[PATCH v5 1/6] clk: add of_clk_get_parent_rate function
Sascha Hauer
s.hauer at pengutronix.de
Wed Feb 25 22:51:55 PST 2015
On Wed, Feb 25, 2015 at 10:13:15PM -0800, Ray Jui wrote:
> Hi Sascha,
>
> On 2/25/2015 9:54 PM, Sascha Hauer wrote:
> > Hi Ray,
> >
> > On Wed, Feb 04, 2015 at 04:55:00PM -0800, Ray Jui wrote:
> >> Sometimes a clock needs to know the rate of its parent before itself is
> >> registered to the framework. An example is that a PLL may need to
> >> initialize itself to a specific VCO frequency, before registering to the
> >> framework. The parent rate needs to be known, for PLL multipliers and
> >> divisors to be configured properly.
> >>
> >> Introduce helper function of_clk_get_parent_rate, which can be used to
> >> obtain the parent rate of a clock, given a device node and index.
> >
> > I can't see how this patch helps you. First it's not guaranteed that
> > the parent is already registered, what do you do in this case?
>
> In the case when clock parent is not found, as you can see from the
> code, it simply returns zero, just like other clk get rate APIs.
Yes, but what do you do with the 0 result then in your PLL initialization?
>
> I thought the order of clock registration is based on order of the clock
> nodes in device tree. It makes sense to me to declare the parent clock
> before a child clock, so it's guaranteed that the parent is registered
> before the child.
No, you can't rely on that. The order of the device nodes may happen to
define the order of clock initialization now, but that may change.

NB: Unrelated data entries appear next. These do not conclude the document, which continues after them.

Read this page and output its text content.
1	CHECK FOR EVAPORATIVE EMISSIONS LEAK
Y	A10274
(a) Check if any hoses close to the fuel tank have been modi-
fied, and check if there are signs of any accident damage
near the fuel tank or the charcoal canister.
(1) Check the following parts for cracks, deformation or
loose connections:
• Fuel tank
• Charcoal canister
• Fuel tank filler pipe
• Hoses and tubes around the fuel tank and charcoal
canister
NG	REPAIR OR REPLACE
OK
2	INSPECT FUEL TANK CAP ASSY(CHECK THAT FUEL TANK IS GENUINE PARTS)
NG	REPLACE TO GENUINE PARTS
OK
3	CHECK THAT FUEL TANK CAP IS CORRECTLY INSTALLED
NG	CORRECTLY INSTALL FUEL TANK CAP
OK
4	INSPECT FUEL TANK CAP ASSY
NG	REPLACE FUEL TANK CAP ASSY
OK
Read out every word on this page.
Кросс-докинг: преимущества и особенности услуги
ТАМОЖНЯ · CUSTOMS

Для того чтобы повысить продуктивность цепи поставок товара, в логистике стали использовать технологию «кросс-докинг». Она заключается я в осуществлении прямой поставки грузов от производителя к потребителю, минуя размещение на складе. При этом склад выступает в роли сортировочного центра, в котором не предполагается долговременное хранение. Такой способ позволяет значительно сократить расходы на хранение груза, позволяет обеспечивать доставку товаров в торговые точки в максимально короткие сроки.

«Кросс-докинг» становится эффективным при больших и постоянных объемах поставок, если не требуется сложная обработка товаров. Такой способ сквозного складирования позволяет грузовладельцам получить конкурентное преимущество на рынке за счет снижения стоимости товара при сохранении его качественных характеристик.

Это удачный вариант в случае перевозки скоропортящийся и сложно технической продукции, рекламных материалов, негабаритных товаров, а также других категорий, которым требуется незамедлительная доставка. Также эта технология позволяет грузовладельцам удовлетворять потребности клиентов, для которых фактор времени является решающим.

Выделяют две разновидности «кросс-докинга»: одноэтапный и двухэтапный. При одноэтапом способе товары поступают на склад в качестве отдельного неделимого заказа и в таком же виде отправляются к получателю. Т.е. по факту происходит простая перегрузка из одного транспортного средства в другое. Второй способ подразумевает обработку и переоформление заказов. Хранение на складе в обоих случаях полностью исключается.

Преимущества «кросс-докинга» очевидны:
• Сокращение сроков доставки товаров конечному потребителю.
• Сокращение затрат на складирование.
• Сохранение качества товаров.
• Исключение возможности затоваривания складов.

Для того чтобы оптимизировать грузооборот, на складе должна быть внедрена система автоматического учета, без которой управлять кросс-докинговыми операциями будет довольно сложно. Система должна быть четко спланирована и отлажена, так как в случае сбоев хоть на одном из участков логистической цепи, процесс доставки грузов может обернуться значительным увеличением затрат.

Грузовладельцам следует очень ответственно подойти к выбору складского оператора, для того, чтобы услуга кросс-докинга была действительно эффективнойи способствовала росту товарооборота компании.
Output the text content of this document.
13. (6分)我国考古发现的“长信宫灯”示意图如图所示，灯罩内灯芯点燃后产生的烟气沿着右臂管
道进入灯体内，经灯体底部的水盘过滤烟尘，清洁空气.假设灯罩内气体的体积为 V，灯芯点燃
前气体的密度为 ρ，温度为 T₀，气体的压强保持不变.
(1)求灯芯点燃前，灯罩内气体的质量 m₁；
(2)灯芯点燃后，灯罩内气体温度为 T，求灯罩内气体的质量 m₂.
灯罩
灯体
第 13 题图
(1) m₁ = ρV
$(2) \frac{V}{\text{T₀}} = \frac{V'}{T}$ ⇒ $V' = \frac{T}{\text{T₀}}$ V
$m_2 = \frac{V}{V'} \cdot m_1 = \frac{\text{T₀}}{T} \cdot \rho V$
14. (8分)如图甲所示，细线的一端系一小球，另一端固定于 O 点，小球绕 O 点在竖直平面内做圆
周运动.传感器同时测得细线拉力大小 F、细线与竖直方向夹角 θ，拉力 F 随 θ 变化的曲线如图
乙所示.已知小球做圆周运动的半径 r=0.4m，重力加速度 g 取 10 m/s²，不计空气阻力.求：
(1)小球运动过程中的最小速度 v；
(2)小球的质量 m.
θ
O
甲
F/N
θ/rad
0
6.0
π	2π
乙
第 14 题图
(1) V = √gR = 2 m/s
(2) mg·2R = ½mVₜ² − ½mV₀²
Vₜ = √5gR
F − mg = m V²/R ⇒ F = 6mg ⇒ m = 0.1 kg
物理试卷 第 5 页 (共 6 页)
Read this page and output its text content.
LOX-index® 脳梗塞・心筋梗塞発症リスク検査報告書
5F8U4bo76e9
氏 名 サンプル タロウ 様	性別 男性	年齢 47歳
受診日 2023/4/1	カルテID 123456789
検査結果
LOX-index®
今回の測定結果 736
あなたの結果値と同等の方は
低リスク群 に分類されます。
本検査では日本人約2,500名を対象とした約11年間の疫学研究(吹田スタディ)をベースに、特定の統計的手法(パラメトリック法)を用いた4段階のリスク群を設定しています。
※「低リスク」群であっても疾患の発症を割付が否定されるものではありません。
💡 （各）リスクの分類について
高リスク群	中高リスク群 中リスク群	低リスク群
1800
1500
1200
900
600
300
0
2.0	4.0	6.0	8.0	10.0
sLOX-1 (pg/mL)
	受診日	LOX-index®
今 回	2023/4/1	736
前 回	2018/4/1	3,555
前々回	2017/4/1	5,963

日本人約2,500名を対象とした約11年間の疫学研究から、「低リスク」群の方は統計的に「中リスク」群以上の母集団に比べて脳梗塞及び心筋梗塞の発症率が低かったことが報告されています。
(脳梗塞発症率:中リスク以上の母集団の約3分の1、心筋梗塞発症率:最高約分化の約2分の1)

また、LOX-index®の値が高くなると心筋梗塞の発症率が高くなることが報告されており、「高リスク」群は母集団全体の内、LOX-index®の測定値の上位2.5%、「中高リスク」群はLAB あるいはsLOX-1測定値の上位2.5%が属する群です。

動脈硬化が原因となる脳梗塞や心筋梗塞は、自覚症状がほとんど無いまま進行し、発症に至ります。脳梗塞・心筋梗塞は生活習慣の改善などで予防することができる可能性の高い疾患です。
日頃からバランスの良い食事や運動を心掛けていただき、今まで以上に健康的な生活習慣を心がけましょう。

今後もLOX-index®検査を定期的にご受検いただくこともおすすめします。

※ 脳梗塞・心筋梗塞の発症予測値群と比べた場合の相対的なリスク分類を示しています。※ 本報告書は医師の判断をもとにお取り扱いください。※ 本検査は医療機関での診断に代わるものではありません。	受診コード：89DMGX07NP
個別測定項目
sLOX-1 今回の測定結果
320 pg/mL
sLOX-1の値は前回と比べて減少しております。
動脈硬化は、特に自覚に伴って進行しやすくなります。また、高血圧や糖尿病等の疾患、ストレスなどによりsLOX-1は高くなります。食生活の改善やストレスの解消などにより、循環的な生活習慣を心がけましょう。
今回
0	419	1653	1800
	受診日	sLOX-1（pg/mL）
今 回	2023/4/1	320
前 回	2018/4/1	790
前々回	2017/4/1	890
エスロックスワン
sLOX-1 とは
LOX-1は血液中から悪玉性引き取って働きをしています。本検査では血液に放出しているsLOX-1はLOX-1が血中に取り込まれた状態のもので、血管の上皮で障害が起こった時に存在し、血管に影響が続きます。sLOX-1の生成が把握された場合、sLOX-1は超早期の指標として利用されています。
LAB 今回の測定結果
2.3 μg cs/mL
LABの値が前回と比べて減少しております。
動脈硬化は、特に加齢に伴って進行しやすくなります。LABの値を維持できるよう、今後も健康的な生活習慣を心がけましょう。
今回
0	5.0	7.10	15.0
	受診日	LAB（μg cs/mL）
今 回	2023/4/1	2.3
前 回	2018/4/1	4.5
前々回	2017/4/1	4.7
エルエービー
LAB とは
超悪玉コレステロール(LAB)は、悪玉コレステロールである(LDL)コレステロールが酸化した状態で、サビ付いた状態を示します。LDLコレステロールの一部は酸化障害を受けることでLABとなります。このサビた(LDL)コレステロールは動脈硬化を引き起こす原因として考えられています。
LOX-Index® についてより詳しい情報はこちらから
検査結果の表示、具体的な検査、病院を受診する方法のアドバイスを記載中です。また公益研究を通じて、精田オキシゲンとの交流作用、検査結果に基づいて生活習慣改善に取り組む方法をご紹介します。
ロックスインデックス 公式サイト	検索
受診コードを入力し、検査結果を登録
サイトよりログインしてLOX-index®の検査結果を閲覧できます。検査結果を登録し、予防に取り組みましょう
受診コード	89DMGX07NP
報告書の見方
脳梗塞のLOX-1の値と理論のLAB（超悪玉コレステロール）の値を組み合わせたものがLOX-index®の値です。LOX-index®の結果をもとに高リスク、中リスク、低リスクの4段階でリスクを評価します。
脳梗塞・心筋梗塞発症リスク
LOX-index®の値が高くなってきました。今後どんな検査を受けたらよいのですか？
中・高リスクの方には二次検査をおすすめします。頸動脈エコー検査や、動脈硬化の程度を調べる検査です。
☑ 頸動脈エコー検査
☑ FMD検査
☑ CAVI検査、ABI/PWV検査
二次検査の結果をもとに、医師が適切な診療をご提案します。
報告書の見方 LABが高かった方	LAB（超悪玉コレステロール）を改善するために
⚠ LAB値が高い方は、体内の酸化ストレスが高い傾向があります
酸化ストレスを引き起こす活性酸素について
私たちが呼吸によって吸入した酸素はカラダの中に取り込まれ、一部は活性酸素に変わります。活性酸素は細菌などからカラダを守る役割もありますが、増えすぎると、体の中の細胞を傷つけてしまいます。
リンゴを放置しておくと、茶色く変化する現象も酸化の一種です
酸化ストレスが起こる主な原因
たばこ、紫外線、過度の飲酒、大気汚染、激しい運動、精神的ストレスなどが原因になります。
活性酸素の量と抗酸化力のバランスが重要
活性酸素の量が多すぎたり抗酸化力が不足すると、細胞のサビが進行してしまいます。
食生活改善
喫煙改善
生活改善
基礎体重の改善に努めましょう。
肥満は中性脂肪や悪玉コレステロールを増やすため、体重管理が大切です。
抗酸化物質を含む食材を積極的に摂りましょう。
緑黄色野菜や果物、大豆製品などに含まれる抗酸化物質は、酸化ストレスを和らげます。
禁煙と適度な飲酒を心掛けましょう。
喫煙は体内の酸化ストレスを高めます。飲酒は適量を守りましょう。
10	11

device nodes are usually ordered by bus addresses, not by intended
initialization order. Even if you reorder them everything must still
work.
>
> > Then the clock framework doesn't require that you initialize the PLL
> > before registering. That can be done in the clk ops later.
>
> Sure it's not mandatory. But what's wrong with me choosing to initialize
> the PLL clock to a known frequency before registering it to the framework?
Appearantly you don't know the (input) frequency of the PLL when
registering it to the framework, so the question must be: What's wrong
with keeping it uninitialized?
If the PLL is unused then you don't care about it's initialization
status. If it happens to be enabled by a bootloader and still unused
at late_initcall time the clock framework will disable it so you
have a known state then. If a consumer for the PLL appears it's its
job to initialize it through the clk api.